UFRN/HUOL - Hospital Universitário Onofre Lopes - Natal (RN) — Prova 2020
O extravasamento plasmático é um dos principais eventos fisiopatológicos na dengue e está relacionado à maior gravidade da doença. Clinicamente, a presença de vômitos persistentes, dor abdominal, hipotensão postural, entre outros sinais clínicos, são considerados sinais de alarme que traduzem o referido evento. São exames que confirmam o extravasamento plasmático na dengue
Dengue: Extravasamento plasmático → ↑ Hematócrito, ↓ Albumina, USG com derrames/ascite.
O extravasamento plasmático na dengue é um marcador de gravidade e pode ser confirmado por exames laboratoriais e de imagem. O aumento progressivo do hematócrito (hemoconcentração), a queda da albumina sérica e a detecção de derrames cavitários (pleural, pericárdico) ou ascite na ultrassonografia são evidências diretas desse fenômeno.

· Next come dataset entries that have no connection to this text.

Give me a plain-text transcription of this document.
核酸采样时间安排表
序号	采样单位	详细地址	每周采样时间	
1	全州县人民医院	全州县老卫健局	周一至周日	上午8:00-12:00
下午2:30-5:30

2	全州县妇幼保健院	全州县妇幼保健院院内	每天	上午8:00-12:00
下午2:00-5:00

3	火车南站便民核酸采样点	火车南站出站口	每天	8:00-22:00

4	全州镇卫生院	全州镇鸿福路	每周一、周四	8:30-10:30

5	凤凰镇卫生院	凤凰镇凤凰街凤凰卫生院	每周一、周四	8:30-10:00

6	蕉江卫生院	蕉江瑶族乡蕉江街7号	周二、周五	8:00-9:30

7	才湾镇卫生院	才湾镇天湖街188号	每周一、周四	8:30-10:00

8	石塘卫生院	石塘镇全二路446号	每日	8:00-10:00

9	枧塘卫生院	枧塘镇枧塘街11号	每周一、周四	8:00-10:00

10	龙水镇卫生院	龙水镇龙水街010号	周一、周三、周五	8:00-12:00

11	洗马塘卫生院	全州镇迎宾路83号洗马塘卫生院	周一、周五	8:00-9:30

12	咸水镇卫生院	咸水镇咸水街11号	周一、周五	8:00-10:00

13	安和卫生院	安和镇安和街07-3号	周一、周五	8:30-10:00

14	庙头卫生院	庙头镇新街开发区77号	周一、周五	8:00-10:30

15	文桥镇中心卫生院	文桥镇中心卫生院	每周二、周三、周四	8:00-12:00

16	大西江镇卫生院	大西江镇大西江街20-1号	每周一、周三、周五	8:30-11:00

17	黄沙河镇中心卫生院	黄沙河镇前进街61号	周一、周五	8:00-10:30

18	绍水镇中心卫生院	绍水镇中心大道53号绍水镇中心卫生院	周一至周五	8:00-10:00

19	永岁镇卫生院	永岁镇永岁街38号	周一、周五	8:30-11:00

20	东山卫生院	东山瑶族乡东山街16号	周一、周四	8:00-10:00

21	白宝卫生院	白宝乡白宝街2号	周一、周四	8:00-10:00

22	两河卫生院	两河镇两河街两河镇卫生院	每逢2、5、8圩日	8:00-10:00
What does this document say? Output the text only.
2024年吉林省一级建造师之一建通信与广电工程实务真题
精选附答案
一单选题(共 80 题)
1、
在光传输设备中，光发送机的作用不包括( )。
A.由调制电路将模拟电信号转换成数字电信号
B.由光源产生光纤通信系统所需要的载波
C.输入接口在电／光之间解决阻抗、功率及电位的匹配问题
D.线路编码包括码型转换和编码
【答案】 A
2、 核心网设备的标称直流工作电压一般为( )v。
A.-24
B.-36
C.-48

A dengue é uma arbovirose de grande impacto na saúde pública, e o extravasamento plasmático é o evento fisiopatológico central que distingue as formas graves da doença. A compreensão e o reconhecimento precoce deste fenômeno são vitais para o manejo adequado e a redução da mortalidade. O extravasamento plasmático ocorre devido a um aumento da permeabilidade capilar, levando à perda de plasma do compartimento intravascular para o intersticial. Clinicamente, manifesta-se por sinais de alarme como dor abdominal intensa, vômitos persistentes e acúmulo de líquidos. Laboratorialmente, a hemoconcentração (aumento do hematócrito em 20% ou mais em relação ao basal ou a valores de referência) e a hipoalbuminemia são marcadores importantes. A ultrassonografia é uma ferramenta valiosa para identificar derrames pleurais, ascite e derrame pericárdico, confirmando o extravasamento. O manejo da dengue com sinais de alarme e dengue grave foca na reposição volêmica agressiva para compensar o extravasamento plasmático e prevenir o choque. O monitoramento contínuo do hematócrito, sinais vitais e diurese é essencial. A identificação precoce e a intervenção rápida são pilares para evitar a progressão para choque e outras complicações graves.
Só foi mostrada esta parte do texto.